Das erste Charlottenburger Rathaus
Im Jahr 1705, wenige Wochen nachdem Charlottenburg das Stadtrecht verliehen worden war, weihte man das Palais des Hofbeamten Marquis Francois d'Ausson de Villarnoux in der Schloßstraße gegenüber vom Schloss Charlottenburg als Rathaus ein. Das Haus war 1702 vom Baumeister Johann Eosander von Göthe erbaut worden, der auch am Bau vom Schloss Charlottenburg beteiligt war. Friedrich I. zahlte 8.500 Taler für den Erwerb des Gebäudes. Das Rathaus musste viele Funktionen erfüllen; zunächst waren auch das Gericht, die Polizei und ein kleines Gefängnis dort untergebracht. In einem Anbau, einem ehemaligen Pferdestall, wurde die Dorfkirche eingerichtet. Der Turm, der erst 1707 hinzugefügt wurde, diente gleichzeitig als Kirch- und Rathausturm.[1] Später wurden Teile des Gebäudes als Schule, Obdachlosenasyl und Volksküche genutzt. Im Jahr 1881 wurde das alte Rathaus abgerissen. Die Siedlung der Hofbediensten entlang der Schloßstraße umfasste etwa 100 Einwohner. Der Magistrat bestand zunächst aus Mitgliedern der königlichen Familie hohen Hofbeamten, wobei der König auch Bürgermeister war.

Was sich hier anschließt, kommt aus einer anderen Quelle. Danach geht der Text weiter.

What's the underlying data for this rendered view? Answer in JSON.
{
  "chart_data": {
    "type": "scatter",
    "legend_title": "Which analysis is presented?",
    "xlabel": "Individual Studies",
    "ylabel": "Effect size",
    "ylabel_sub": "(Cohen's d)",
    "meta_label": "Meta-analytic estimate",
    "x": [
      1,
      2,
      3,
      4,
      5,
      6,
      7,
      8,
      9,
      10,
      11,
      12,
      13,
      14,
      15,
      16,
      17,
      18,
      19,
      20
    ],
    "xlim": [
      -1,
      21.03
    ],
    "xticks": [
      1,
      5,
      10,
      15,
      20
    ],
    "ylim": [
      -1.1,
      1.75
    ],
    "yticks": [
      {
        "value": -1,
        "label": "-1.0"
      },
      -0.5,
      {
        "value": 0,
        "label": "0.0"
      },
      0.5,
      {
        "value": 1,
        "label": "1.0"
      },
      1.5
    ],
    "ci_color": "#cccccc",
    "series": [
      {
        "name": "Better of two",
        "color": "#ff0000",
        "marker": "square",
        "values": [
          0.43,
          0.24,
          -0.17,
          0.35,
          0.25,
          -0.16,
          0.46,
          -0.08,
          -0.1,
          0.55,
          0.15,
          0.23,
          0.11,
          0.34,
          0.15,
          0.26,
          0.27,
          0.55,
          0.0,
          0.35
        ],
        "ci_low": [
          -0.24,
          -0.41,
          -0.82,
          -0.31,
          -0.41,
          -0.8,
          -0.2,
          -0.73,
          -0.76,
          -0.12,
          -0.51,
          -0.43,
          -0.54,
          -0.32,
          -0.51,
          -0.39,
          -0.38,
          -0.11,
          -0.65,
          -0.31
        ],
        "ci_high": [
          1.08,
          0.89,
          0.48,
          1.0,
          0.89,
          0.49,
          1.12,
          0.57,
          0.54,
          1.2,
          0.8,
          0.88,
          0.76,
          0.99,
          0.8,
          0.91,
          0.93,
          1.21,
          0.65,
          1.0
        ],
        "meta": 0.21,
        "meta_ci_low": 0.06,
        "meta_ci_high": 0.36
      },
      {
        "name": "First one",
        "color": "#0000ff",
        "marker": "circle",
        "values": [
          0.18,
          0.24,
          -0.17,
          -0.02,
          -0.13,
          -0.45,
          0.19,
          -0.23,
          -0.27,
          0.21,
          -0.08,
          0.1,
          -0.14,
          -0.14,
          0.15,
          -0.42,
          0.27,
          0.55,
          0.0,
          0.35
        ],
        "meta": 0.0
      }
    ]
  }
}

Mitte des 19. Jahrhunderts betrug die Einwohnerzahl schon 20.000 Bürger. Obwohl der Bau erweitert wurde, kam es aufgrund des explosionsartigen Bevölkerungswachstums in Charlottenburg in den folgenden Jahren schon bald wieder zu Engpässen. Mit dem Bevölkerungswachstum musste auch die Größe der Stadtverwaltung Schritt halten und benötigte dafür Räumlichkeiten.
Aus Platzmangel und wegen des schlechten Zustands von Teilen des ehemaligen Palais entschloss man sich 1857 zum Umzug in ein neues Gebäude. Auch wegen der sich ostwärts, in Richtung Berlin zunehmenden Ausweitung der Stadt, schien ein zentraler Ort für das Rathaus attraktiver. Es wurde daher der Bau eines neuen Rathauses auf einer Anhöhe an der ehemaligen Berliner Straße beschlossen.
Das zweite Charlottenburger Rathaus
Man entschied sich für das Palais des Oberhofstallmeisters Enke in der damaligen Berliner Straße 25 (später 73/73) gelegen (heute: Otto-Suhr-Allee), der damaligen Hauptverbindung von Berlin zum Schloss Charlottenburg. Es hatte zwei rückwärtige Seitenflügel. Die Kosten dafür beliefen sich auf 8.000 Mark, wovon der Prinzgegent die Hälfte spendete. Am 5. Dezember 1860 wurde das neue Rathaus eingeweiht.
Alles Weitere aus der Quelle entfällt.